After asteroids, why not Mars?
The members of the ICP are not yet finished with Ryugu and the extraterrestrial samples. At present, a PhD candidate in the team is continuing the analysis on new samples supplied by JAXA. In 2022, the team also applied to the Origins priority research programmes and equipment (PEPR) with its ASTRO-AFMIR (ASTROmaterials revealed by Atomic Force Microscopy-InfraRed) project and received funding of 1.6 million euros in September 2023. The main aim of this project is to acquire a new AFMIR specifically dedicated to mapping the chemical variations of organic and inorganic matter in extraterrestrial materials at the nanometric scale. Alexandre Dazzi makes no secret of the fact that the idea is "to be ready for future space missions with sample returns, especially those to Mars". This is why the new facility will be installed in a clean, neutral and controlled environmental chamber, to avoid any risk of contamination, whether Martian or Terrestrial. As part of ASTRO-AFMIR, the three ICP members are also committed to teaching between five and ten PhD candidates, post-doctoral fellows and research engineers.
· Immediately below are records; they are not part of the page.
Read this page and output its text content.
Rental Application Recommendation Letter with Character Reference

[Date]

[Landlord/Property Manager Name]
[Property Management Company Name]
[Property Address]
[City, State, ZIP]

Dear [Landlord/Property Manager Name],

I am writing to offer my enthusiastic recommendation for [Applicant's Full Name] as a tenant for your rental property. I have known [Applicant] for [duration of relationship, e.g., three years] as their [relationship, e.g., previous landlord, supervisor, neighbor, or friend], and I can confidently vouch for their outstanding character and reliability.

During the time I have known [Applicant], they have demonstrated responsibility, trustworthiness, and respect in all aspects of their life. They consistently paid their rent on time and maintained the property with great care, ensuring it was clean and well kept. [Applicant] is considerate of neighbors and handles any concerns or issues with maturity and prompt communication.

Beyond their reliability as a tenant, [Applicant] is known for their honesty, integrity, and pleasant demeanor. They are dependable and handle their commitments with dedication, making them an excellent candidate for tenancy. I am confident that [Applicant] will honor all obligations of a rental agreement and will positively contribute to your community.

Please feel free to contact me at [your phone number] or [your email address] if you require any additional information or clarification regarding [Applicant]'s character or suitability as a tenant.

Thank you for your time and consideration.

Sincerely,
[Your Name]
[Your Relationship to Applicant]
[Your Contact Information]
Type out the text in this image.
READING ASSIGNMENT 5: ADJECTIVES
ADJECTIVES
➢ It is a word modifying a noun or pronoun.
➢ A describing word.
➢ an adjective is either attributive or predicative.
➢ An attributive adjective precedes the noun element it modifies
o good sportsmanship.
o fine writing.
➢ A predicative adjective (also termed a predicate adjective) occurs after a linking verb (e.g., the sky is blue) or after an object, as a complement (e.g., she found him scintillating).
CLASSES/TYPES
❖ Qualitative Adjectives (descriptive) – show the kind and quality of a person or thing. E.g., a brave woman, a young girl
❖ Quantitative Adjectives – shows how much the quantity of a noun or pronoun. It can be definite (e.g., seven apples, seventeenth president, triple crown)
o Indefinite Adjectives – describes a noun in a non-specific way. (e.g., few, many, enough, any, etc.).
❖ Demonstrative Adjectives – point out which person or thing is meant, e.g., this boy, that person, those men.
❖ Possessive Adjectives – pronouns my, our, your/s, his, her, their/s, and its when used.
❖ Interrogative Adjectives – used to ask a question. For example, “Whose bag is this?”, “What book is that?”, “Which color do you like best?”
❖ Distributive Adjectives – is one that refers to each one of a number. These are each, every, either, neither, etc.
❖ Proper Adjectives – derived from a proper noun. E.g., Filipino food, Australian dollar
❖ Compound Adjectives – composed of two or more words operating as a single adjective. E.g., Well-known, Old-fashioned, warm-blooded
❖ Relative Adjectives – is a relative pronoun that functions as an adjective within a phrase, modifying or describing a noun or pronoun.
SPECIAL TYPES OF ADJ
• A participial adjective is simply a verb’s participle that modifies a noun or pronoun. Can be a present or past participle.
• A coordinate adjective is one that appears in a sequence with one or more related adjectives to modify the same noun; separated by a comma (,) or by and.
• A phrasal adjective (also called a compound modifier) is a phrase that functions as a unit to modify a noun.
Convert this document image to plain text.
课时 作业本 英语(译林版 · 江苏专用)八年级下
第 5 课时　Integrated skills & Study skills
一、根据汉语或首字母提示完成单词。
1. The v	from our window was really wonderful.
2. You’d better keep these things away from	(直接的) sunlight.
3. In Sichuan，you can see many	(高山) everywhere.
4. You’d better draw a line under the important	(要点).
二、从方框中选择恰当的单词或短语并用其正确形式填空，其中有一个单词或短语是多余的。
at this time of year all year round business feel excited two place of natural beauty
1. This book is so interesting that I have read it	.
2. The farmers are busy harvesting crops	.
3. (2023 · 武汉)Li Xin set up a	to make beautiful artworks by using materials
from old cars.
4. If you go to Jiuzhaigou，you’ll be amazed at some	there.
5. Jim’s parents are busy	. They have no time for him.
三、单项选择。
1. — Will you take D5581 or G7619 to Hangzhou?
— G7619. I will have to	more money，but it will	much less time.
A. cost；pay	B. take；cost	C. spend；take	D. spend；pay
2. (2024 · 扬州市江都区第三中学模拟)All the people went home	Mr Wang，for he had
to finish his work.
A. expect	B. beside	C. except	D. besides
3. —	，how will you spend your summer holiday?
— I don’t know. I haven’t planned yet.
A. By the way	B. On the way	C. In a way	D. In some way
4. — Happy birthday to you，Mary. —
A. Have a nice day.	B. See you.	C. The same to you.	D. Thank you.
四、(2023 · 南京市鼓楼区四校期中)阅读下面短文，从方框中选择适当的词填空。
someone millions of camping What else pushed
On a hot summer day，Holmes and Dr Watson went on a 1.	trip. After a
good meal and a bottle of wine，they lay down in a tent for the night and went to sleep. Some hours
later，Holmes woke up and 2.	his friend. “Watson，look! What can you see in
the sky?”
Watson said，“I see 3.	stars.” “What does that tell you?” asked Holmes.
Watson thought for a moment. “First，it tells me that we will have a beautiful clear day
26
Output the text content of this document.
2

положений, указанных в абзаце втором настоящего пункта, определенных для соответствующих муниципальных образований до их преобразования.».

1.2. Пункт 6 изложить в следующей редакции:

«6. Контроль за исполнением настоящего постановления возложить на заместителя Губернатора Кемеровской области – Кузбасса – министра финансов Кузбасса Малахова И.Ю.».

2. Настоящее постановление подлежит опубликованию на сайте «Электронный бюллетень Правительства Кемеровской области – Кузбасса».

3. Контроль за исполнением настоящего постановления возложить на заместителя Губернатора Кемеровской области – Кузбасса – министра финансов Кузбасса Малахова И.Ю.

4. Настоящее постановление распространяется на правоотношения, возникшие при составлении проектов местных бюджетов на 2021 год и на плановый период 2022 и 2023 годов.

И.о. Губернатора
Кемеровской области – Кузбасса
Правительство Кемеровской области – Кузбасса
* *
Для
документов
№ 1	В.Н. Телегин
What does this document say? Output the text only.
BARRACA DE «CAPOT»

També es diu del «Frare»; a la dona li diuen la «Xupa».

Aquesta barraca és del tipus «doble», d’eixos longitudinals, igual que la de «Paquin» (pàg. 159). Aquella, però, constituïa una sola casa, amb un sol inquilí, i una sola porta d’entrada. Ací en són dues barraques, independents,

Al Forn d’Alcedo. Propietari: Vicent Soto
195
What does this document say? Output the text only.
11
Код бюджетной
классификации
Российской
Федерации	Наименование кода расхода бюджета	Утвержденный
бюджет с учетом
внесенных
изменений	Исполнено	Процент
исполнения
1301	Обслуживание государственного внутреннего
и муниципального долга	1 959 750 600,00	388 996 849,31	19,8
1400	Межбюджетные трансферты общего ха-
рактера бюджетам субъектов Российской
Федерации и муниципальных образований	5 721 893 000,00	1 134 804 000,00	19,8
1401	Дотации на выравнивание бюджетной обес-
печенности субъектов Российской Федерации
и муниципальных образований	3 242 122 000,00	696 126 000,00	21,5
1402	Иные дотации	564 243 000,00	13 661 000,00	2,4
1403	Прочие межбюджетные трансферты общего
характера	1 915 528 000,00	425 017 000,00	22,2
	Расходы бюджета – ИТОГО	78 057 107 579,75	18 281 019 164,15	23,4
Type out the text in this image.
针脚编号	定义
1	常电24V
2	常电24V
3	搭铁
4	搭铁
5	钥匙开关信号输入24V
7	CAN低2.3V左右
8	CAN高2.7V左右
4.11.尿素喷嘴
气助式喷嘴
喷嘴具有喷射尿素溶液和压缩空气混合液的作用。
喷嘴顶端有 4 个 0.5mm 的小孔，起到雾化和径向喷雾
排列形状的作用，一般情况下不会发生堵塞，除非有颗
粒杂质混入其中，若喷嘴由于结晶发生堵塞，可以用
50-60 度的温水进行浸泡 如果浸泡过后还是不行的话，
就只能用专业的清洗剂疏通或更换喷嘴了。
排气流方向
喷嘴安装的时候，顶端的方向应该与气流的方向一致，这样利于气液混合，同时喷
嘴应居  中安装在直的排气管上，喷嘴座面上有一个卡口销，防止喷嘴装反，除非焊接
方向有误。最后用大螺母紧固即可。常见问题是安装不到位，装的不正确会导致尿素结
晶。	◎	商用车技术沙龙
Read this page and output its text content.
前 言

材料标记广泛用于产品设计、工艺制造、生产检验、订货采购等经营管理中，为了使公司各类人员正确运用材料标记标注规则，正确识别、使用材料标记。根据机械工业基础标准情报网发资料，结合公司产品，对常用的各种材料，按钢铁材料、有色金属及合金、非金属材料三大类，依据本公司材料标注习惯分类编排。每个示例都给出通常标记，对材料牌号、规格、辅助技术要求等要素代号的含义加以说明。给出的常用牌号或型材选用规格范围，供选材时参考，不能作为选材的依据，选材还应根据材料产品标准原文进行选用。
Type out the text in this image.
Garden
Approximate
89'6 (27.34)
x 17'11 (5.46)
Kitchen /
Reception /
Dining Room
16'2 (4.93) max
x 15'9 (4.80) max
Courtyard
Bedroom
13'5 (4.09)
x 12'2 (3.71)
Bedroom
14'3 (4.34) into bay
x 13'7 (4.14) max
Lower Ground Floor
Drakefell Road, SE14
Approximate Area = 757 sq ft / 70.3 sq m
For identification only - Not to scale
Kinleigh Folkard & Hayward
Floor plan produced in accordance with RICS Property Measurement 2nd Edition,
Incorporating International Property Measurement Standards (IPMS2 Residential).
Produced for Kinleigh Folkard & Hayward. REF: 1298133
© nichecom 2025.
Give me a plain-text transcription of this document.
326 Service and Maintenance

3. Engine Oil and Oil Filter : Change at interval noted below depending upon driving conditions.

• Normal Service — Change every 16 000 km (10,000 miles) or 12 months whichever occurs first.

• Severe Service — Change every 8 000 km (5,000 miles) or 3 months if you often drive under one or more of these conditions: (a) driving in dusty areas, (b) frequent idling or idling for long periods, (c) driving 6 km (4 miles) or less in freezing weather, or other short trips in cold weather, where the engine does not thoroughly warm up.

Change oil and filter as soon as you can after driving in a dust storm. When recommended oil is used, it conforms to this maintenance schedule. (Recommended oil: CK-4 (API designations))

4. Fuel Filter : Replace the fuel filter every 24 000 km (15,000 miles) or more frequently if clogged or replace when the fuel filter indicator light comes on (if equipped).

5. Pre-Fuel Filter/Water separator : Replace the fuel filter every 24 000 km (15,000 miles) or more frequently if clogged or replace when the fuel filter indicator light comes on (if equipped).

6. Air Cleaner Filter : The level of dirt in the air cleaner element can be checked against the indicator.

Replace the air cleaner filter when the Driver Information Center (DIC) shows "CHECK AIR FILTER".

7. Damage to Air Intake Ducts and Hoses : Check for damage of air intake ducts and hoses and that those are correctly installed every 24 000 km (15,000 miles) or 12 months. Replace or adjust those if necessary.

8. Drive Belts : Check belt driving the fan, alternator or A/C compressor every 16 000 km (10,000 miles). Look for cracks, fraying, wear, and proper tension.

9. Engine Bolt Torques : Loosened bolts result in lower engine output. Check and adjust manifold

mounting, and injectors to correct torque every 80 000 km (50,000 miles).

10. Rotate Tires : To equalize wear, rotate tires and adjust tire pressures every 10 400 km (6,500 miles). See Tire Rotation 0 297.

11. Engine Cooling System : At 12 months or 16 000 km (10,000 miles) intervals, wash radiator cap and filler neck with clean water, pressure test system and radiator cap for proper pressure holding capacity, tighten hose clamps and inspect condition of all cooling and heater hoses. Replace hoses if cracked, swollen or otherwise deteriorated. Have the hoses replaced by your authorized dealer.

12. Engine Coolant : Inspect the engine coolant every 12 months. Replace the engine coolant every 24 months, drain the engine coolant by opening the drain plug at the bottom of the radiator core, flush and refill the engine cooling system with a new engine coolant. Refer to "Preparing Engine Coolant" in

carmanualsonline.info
Alexandre Dazzi, Ariane Deniset-Besseau and Jérémie Mathurin are also organising the first edition of a European convention focused on infrared nanospectroscopy: the European meeting on InfraRed Nanospectro-Imaging, which will be held from 12 to 15 March 2024 at Université Paris-Saclay. The programme includes workshops and conferences, and around one hundred attendees are expected at this event marking the 20th anniversary of the invention of the AFMIR technique.
- Hikaru Yabuta et al., Macromolecular organic matter in samples of the asteroid (162173) Ryugu. Science 379, eabn 9057 (2023).
- Jérémie Mathurin et al., Nanometre-scale infrared chemical imaging of organic matter in ultra-carbonaceous Antarctic micrometeorites (UCAMMs). A&A, Volume 622, February 2019.
- A. Dazzi, F. Glotin, R. Carminati. Theory of infrared nanospectroscopy by photothermal induced resonance. J. Appl. Phys. 15 June 2010; 107 (12): 124519.